Lindner S E, Johnson S M, Brown C E, Wang L D
Department of Immuno-Oncology, Beckham Research Institute, City of Hope National Medical Center, Duarte, CA, USA.
Department of Hematology and Hematopoietic Cell Transplantation, Beckham Research Institute, City of Hope National Medical Center, Duarte, CA, USA.
Sci Adv. 2020 May 20;6(21):eaaz3223. doi: 10.1126/sciadv.aaz3223. eCollection 2020 May.

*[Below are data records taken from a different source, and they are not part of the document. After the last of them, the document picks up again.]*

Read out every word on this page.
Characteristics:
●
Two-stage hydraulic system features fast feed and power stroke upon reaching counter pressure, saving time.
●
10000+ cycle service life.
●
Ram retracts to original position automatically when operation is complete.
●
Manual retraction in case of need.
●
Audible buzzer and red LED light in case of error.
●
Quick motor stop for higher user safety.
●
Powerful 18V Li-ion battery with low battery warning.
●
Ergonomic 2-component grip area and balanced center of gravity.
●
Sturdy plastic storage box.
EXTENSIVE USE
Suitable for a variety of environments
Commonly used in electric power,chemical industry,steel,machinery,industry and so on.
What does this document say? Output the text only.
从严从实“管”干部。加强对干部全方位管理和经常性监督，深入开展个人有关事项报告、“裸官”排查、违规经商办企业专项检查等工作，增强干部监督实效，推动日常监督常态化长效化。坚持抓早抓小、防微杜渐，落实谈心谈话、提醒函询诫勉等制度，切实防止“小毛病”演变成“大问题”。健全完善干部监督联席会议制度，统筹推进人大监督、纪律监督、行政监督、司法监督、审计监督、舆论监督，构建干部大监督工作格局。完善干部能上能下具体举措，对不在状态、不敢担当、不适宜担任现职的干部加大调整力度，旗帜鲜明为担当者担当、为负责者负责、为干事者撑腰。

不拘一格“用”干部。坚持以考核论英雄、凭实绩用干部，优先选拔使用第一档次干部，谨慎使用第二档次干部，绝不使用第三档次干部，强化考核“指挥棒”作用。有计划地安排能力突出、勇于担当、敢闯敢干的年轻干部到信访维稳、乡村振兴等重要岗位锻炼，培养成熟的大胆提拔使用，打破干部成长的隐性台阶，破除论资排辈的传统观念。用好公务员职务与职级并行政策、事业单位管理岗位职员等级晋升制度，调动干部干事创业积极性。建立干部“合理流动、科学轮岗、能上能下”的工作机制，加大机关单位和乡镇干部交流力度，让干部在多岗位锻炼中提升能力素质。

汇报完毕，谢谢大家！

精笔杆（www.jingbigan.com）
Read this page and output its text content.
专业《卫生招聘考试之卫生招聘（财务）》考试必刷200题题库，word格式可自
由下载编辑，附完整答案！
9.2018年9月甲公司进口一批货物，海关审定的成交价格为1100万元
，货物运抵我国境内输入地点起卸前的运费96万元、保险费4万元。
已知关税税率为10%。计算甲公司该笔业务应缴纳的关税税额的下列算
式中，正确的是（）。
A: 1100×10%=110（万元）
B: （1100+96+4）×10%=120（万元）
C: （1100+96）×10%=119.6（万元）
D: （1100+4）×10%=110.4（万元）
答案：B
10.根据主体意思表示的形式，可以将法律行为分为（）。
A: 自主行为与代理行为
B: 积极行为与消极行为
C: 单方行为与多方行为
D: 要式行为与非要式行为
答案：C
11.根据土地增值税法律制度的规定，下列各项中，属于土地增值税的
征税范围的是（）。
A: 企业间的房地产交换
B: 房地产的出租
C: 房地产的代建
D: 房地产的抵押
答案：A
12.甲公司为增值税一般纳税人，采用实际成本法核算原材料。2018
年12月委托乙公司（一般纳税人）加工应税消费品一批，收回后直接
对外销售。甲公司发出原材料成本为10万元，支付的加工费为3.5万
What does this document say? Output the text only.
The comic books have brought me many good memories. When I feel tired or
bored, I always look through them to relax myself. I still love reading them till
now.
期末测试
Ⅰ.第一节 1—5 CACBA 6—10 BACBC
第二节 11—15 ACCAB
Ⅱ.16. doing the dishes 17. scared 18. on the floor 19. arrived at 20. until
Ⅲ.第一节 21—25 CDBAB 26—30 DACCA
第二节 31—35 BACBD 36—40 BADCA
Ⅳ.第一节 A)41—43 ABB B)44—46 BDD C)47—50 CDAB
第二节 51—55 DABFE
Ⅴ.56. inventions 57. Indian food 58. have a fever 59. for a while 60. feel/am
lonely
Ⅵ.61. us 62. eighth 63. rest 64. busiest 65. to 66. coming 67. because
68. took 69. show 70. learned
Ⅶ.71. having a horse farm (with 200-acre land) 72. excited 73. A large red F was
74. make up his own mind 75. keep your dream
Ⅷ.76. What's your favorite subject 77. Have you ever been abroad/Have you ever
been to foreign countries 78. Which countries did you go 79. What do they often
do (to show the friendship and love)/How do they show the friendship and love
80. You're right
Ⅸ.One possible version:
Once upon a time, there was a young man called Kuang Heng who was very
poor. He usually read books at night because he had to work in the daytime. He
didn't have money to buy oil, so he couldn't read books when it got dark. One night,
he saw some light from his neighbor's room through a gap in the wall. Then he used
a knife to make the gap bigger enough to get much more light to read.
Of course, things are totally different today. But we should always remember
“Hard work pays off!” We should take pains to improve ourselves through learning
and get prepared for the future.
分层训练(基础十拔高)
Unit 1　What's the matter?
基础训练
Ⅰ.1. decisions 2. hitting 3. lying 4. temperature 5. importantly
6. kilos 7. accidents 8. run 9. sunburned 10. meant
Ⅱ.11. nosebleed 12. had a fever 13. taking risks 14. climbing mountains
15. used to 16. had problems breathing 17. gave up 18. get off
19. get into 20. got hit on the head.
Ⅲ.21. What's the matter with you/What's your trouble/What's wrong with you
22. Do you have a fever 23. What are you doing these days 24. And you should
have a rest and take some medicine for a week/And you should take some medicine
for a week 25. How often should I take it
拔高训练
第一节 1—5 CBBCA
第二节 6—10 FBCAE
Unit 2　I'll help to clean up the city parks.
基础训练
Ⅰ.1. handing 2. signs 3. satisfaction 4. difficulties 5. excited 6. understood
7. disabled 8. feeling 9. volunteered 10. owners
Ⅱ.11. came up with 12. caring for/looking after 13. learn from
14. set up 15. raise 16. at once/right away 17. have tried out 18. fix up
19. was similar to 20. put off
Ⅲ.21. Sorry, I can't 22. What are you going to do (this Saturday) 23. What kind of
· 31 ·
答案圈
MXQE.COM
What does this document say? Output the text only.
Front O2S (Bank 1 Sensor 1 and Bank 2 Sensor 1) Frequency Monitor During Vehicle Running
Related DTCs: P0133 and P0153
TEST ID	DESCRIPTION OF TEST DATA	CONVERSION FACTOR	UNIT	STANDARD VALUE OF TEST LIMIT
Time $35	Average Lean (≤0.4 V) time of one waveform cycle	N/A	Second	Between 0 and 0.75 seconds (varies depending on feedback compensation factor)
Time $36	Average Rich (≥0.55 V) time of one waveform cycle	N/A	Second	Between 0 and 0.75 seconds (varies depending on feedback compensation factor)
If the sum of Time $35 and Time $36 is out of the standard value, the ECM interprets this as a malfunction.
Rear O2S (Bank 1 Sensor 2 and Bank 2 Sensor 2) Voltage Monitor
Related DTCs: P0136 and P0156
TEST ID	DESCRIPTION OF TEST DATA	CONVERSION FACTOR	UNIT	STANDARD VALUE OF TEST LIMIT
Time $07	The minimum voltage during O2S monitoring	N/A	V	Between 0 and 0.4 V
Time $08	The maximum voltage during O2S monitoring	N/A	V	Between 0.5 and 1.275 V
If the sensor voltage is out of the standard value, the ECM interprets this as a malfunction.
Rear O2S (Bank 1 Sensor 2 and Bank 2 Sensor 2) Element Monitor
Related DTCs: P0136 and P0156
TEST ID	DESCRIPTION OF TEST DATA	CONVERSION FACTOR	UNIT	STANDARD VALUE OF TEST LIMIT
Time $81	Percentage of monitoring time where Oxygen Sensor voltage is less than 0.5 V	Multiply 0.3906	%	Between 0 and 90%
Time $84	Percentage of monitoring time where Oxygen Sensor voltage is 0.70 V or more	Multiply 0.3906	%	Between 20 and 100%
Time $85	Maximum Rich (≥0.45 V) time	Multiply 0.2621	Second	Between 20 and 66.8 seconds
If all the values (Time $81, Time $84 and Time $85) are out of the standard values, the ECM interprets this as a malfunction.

Chimeric antigen receptor (CAR) T cell therapy has transformed the care of refractory B cell malignancies and holds tremendous promise for many aggressive tumors. Despite overwhelming scientific, clinical, and public interest in this rapidly expanding field, fundamental inquiries into CAR T cell mechanistic functioning are still in their infancy. Because CAR T cells are manufactured from donor T lymphocytes, and because CARs incorporate well-characterized T cell signaling components, it has largely been assumed that CARs signal analogously to canonical T cell receptors (TCRs). However, recent studies demonstrate that many aspects of CAR signaling are unique, distinct from endogenous TCR signaling, and potentially even distinct among various CAR constructs. Thus, rigorous and comprehensive proteomic investigations are required for rational engineering of improved CARs. Here, we review what is known about proximal CAR signaling in T cells, compare it to conventional TCR signaling, and outline unmet challenges to improving CAR T cell therapy.
嵌合抗原受体(CAR)T细胞疗法已经改变了难治性B细胞恶性肿瘤的治疗方式,并为许多侵袭性肿瘤带来了巨大希望。尽管科学界、临床界和公众对这个迅速发展的领域有着浓厚的兴趣,但对CAR T细胞机制功能的基本探究仍处于起步阶段。由于CAR T细胞是由供体T淋巴细胞制造的,并且由于CAR包含了特征明确的T细胞信号成分,人们很大程度上认为CAR的信号传导与经典T细胞受体(TCR)类似。然而,最近的研究表明,CAR信号传导的许多方面是独特的,不同于内源性TCR信号传导,甚至在各种CAR构建体之间也可能有所不同。因此,需要进行严格而全面的蛋白质组学研究,以合理设计出改进的CAR。在这里,我们回顾了关于T细胞中近端CAR信号传导的已知情况,将其与传统TCR信号传导进行比较,并概述了改善CAR T细胞疗法尚未解决的挑战。